What is your book about?
The book covers my father and me through the course of … building NASCAR racing teams at a grass-roots level from 1993 to 2007. It tells the story of our efforts to push African-American drivers in the sport of NASCAR. It highlights our trials and tribulations, and also accomplishments during that span of time.

What were some of those challenges?
The book, “Racing While Black,” illustrates all of the efforts to secure the proper financing to participate in the car racing industry. One of the main purposes of the book is to show that African-Americans do drive race cars and we are interested in competing in the sport. There have been, in the last 15 years, hundreds of articles that state that African-Americans don’t start driving race cars at an early age. That black-owned companies don’t sponsor their own African-American teams.
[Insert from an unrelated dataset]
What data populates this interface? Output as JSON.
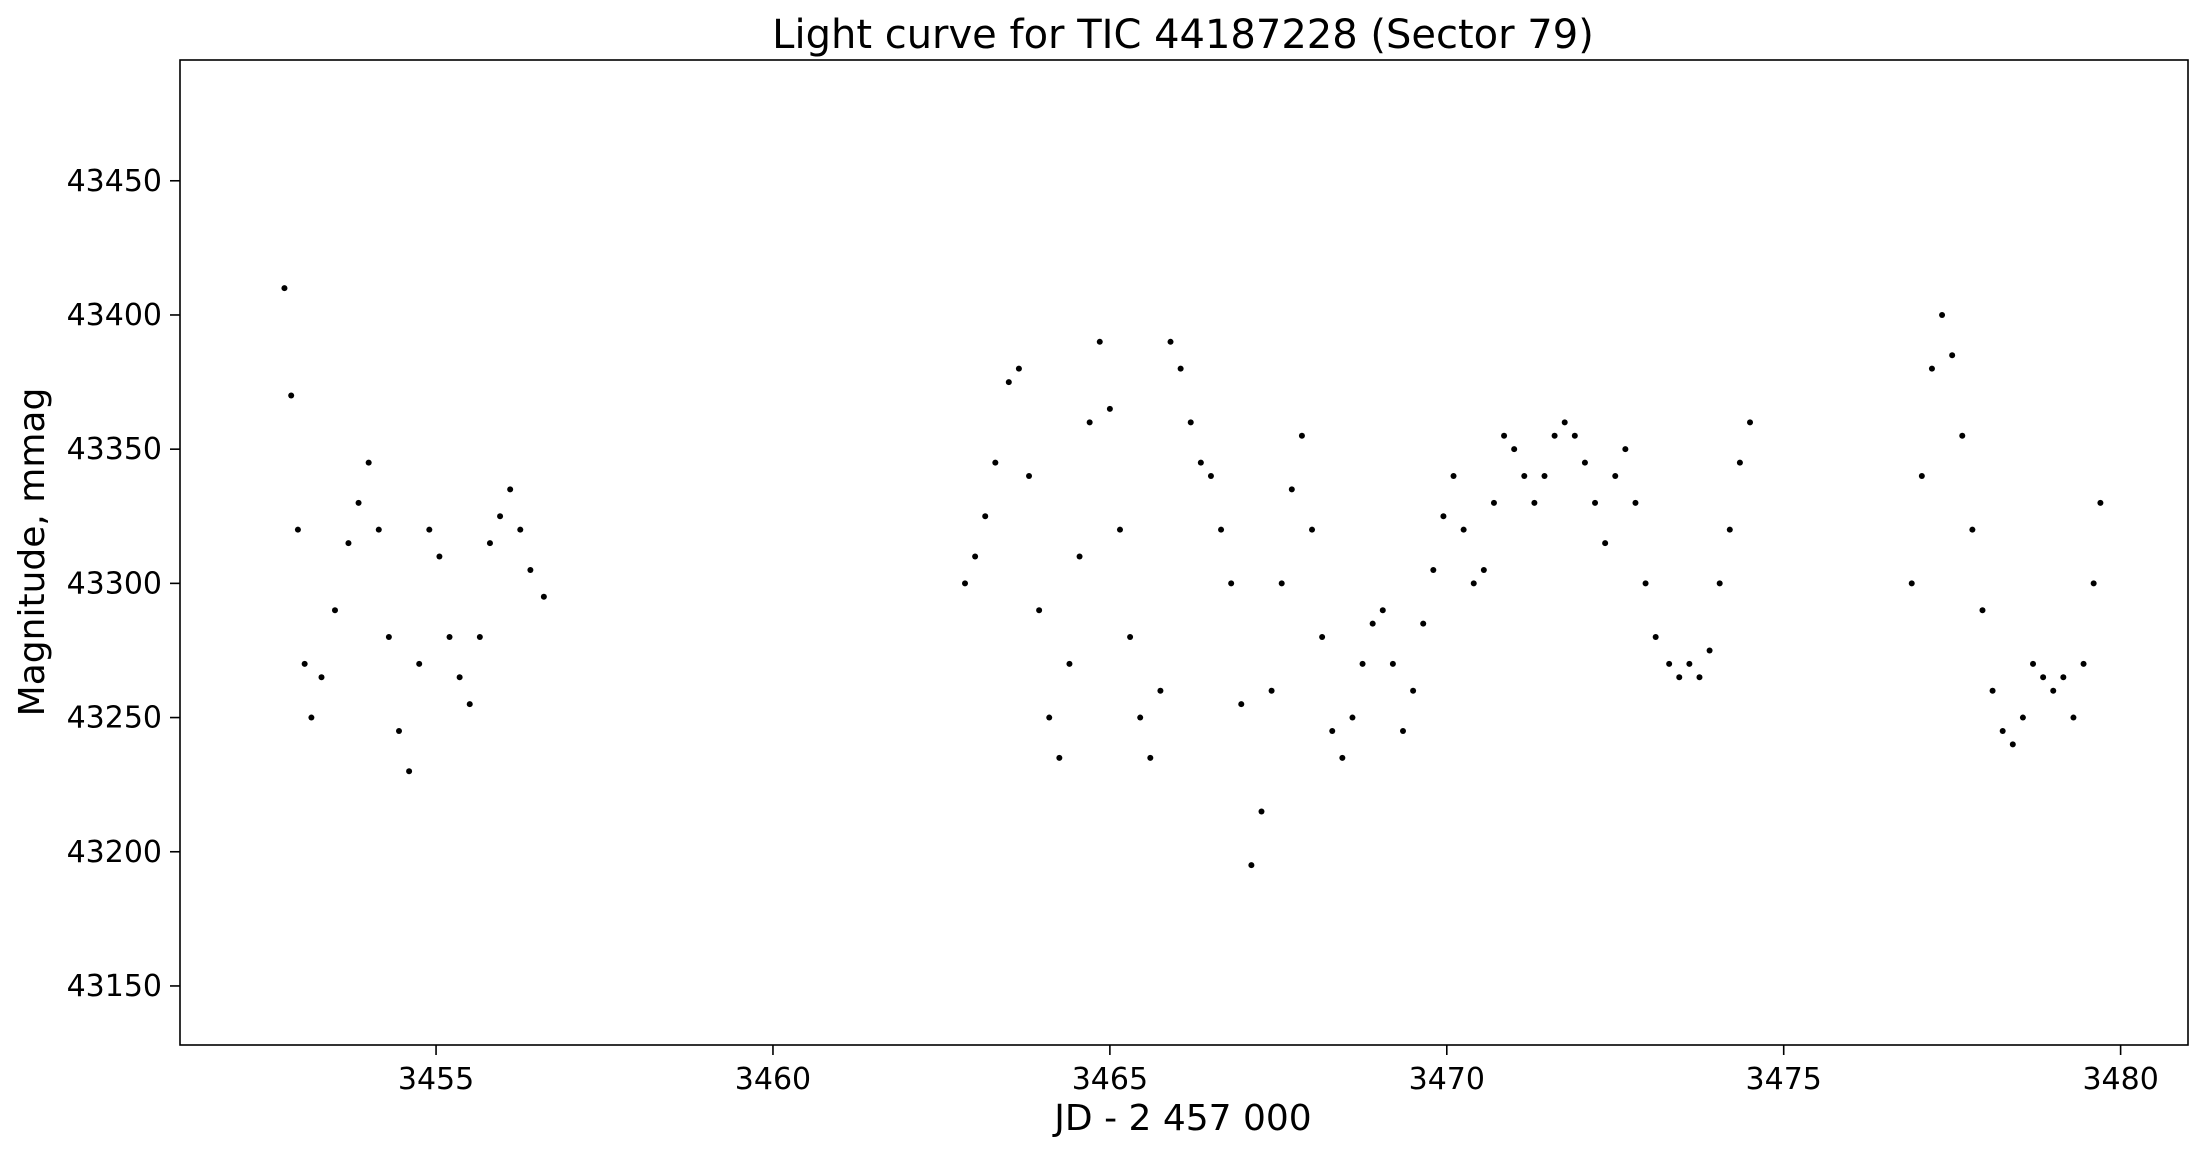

Also, many articles indicate that we are not interested in the sport of car racing, and my book addresses some of these misperceptions.


How did your father participate in the sport of auto racing?
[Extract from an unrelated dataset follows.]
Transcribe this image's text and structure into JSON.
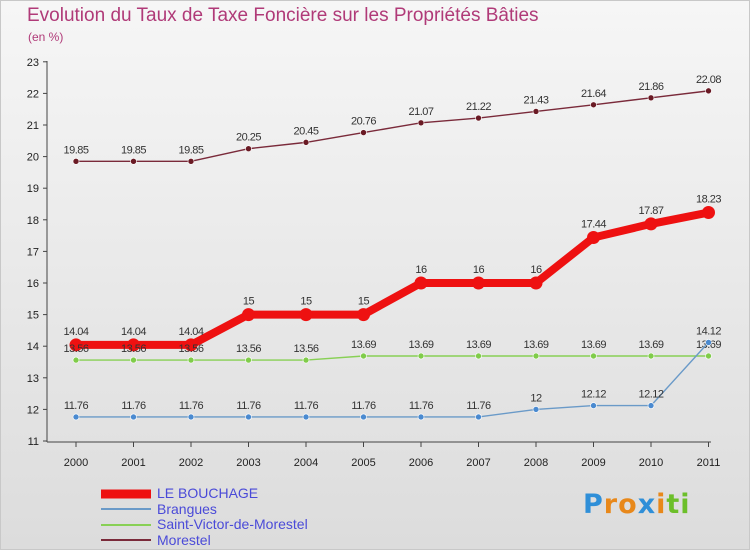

He put together an all-black racing team in the 1970s that was sponsored by a tobacco company with a multimillion dollar contribution. They raced against some of the best teams from around the world. He was the first African-American to enter a car into the Indianapolis 500 in 1972.

Leonard_T_Miller

Leonard T. Miller


When did you realize that you were racing while black?
It came into play for me in the early 1990s. We started approaching over 60 Fortune 500 corporations from the early 1990s to 2007. It seemed that we ran into the same roadblocks over the decades. We were referred to companies’ diversity departments — and in my opinion, they are basically ceremonial departments set up to appease the African-American community with an idea that the corporation is a good citizen to the black community. They set up photo ops and superficial programs to look good in the press with black people, but they don’t put much money behind black race teams. It is actually one-dimensional, and if you go to a company with your auto racing proposal, it immediately falls on deaf ears when they see that you are African-American. For example, if there is a million dollars and they donate it to the NAACP, or for a statue of Dr. Martin Luther King Jr., that budget is already wiped out for any other African-American effort for the year.

What are corporations not understanding as it relates to sponsoring an African-American in auto racing?
They don’t seem to understand that the African-American market is an added value, bringing additional revenue to their bottom line. Nonetheless, with our sponsorship proposals, we present an entire package that includes marketing the sponsor’s products to the masses. We don’t come in and say that we are just marketing to the African-American market. In auto racing the corporate sponsors will quickly tell you that there are no African-Americans in the grandstand as ticket holders. “So, why should we sponsor an African-American race team or driver?” They don’t understand how as an African-American race car team (inside) an all-Caucasian industry, you stand out like a sore thumb. It attracts a lot of eyes and ears to your associated brand. When you see Serena Williams playing tennis, you don’t see a lot of African-Americans in the stands. Also, when Tiger Woods is playing in a major tournament, there are not a lot of African-Americans on the sidelines. A vice president of a major beer brewing company once told me, “You people dance, sing and play basketball. That is where we are going to put our sponsorship dollars. We don’t need a black race team.”

How many African-Americans are presently racing in NASCAR?
Right now there is one, Mark Davis, who is 20 years old and he is tapped out of money. His dad recently died and before he died he used up his 401K and took out a mortgage on his home. They raced on a limited basis last year, doing only five races at $200,000 apiece. They are now out of money. Mark has the potential to go to the top and win many races and even the championships. But they have been unsuccessful, like my father and I, in securing corporate sponsors. It falls on deaf ears.

How do you reconcile this and break this glass ceiling?
We have to bring in a white partner. We don’t see any future in NASCAR. We have to go back to the Indianapolis 500 — where the people who financially support it are more worldly, sophisticated and of a higher education. With our white partner, going to meet with corporations on behalf of our black race car drivers and teams, we might make more headway.